Let me know of her other contributions.
Ashok Meda, Senior Banking Adviser, Institutional & Govt Advisory, ING Bank…..presently on depution to Nigeria
June 4, 2012 at 7:27 am
John Gitau
Camilla, this is good simplification of a complex matter. The three approaches are workable. The only thing is that we have to allow one phase to grow to the next without undue rush. Trying to do so many things at the same time to arrive at financial inclusion as a time based end, is a bit difficult. If a person learning how to ride a bicycle was to focus on how not to fall at the same time focusing on how not to hit pedestrians, the learning becomes hard. First, the focus needs to be on balancing the bike. Then controlling bike in motion and finally enjoying the ride while not hitting pedestrians. To apply the parallel, let us be happy that so many people have already adopted mobile money for transfers and payments in certain countries and the wave is spreading. Let us not flood the new system so soon with the next stage offerings of mobile financial services. We need to allow critical mass level of comfort and consolidation. Let us not get over excited and confuse the users, most of who are not only academically illiterate but also financially illiterate, especially in developing countriesl. Within no time, and with innovative and easy to understand and use products, consumers will adopt. In Kenya, ‘Mbao pension schemes’ is a reality, as a financial service. Mbao means Ksh 20. The selling point is that the consumer can save as little as ksh 20 daily toward pension. That amount and concept resonates well with consumers at all financial levels. It reads easy and accessible. Through the phone, a consumer can check balances of his or her pension savings. Insurance is being sold in the same vein. A consumer can now get daily insurance cover by paying ksh 20. That also makes sense and it is equally easy to understand. Before long, many products can be introduced and inclusion will then become a daily affair as opposed to a destination goal post.
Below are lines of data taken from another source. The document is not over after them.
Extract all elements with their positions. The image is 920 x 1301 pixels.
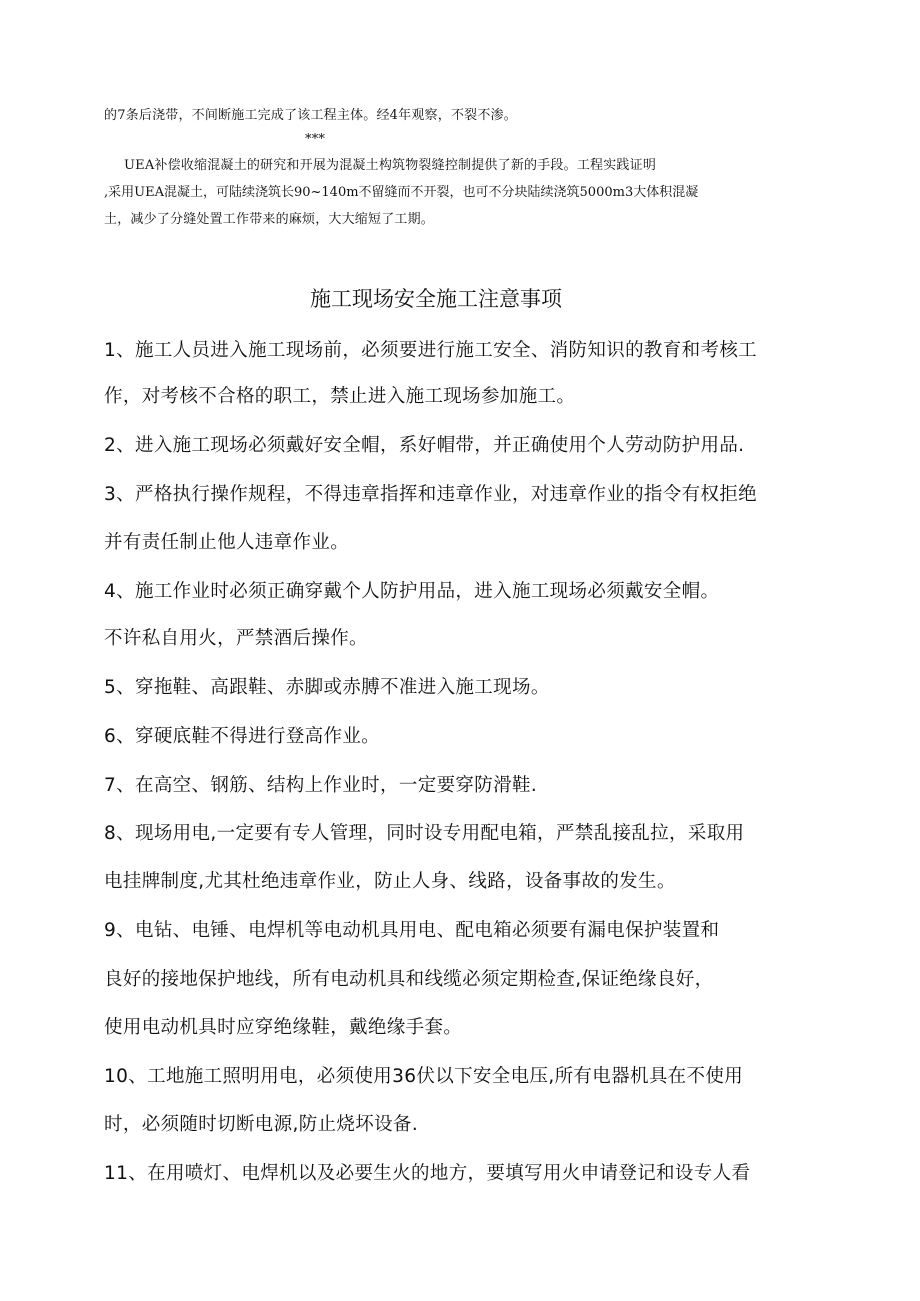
item-3-line-2: 并有责任制止他人违章作业。 [104, 532, 350, 553]
intro-line-2: UEA补偿收缩混凝土的研究和开展为混凝土构筑物裂缝控制提供了新的手段。工程实践证明 [124, 158, 657, 173]
separator-stars: *** [305, 132, 326, 147]
item-5: 5、穿拖鞋、高跟鞋、赤脚或赤膊不准进入施工现场。 [104, 677, 550, 698]
item-4-line-2: 不许私自用火，严禁酒后操作。 [104, 628, 368, 649]
item-10-line-1: 10、工地施工照明用电，必须使用36伏以下安全电压,所有电器机具在不使用 [104, 1066, 744, 1087]
item-9-line-2: 良好的接地保护地线，所有电动机具和线缆必须定期检查,保证绝缘良好， [104, 969, 714, 990]
item-9-line-1: 9、电钻、电锤、电焊机等电动机具用电、配电箱必须要有漏电保护装置和 [104, 920, 720, 941]
item-7: 7、在高空、钢筋、结构上作业时，一定要穿防滑鞋. [104, 775, 538, 796]
item-1-line-2: 作，对考核不合格的职工，禁止进入施工现场参加施工。 [104, 386, 576, 407]
item-4-line-1: 4、施工作业时必须正确穿戴个人防护用品，进入施工现场必须戴安全帽。 [104, 581, 720, 602]
item-6: 6、穿硬底鞋不得进行登高作业。 [104, 726, 381, 747]
item-10-line-2: 时，必须随时切断电源,防止烧坏设备. [104, 1114, 419, 1135]
item-2: 2、进入施工现场必须戴好安全帽，系好帽带，并正确使用个人劳动防护用品. [104, 435, 745, 456]
item-8-line-2: 电挂牌制度,尤其杜绝违章作业，防止人身、线路，设备事故的发生。 [104, 871, 676, 892]
intro-line-4: 土，减少了分缝处置工作带来的麻烦，大大缩短了工期。 [104, 212, 435, 227]
intro-line-1: 的7条后浇带，不间断施工完成了该工程主体。经4年观察，不裂不渗。 [104, 108, 517, 123]
intro-line-3: ,采用UEA混凝土，可陆续浇筑长90~140m不留缝而不开裂，也可不分块陆续浇筑5000m3大体积混凝 [104, 185, 699, 200]
item-9-line-3: 使用电动机具时应穿绝缘鞋，戴绝缘手套。 [104, 1017, 463, 1038]
item-8-line-1: 8、现场用电,一定要有专人管理，同时设专用配电箱，严禁乱接乱拉，采取用 [104, 823, 745, 844]
page-title: 施工现场安全施工注意事项 [310, 287, 562, 311]
item-1-line-1: 1、施工人员进入施工现场前，必须要进行施工安全、消防知识的教育和考核工 [104, 340, 758, 361]
item-3-line-1: 3、严格执行操作规程，不得违章指挥和违章作业，对违章作业的指令有权拒绝 [104, 484, 758, 505]
item-11-line-1: 11、在用喷灯、电焊机以及必要生火的地方，要填写用火申请登记和设专人看 [104, 1163, 751, 1184]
Fringe providers, are key given their innovativeness, customer understanding and access as as you have rightly said Camilla. The only challenge is that they may not be good custodians of consumer protection. I suppose they don’t need to and we shouldn’t be worried much about that. We should have financial literacy educators taking up that role. That is good division of labour. It is not fair to fail to empower fridge providers just because in their creativity they will reap off consumers with their products.
Finally, microfinance institutions as correspondence is a brilliant idea especially coming from a vastly experienced mind like Camilla’s. It is a great middle ground. MFIs can be good custodians of agency banking on behalf of banks as they have what banks don’t have. Therefore, if agency banking can be structured in a franchise model to be run by microfinance, that will represent tripple benefits to banks, microfinance institutions and customers. Branchless banking has been demonstrated as cost effective. In Kenya, Equity Bank proved it by having almost a quarter of its revenue in the year 2010 coming from agency banking. I am yet to see a model that can beat agency banking as business model with so many wins. Financial services in Kenya are now at the remotest areas in the country through agency banking.
Thanks Camilla for sharing these insights with us. It is upto product developers to design products that are easy to understand, affordable and non overwhelming to consumers. If each does their part well, we shall finally wake up to realize how far we are in inclusion. It is a journey and not a destination, with due respect to time targets. Let each party to inclusion agenda play the roles they are good at. No protection will ever be better than financial literacy. No one will ever have a better grasp of consumers and outreach than the fringe provider. And no one will ever have the financial muscle to create products than banks. Finally, no one can reach scale better than microfinance institutions who never shy away from mingling with the consumers wherever they are, rural or urban.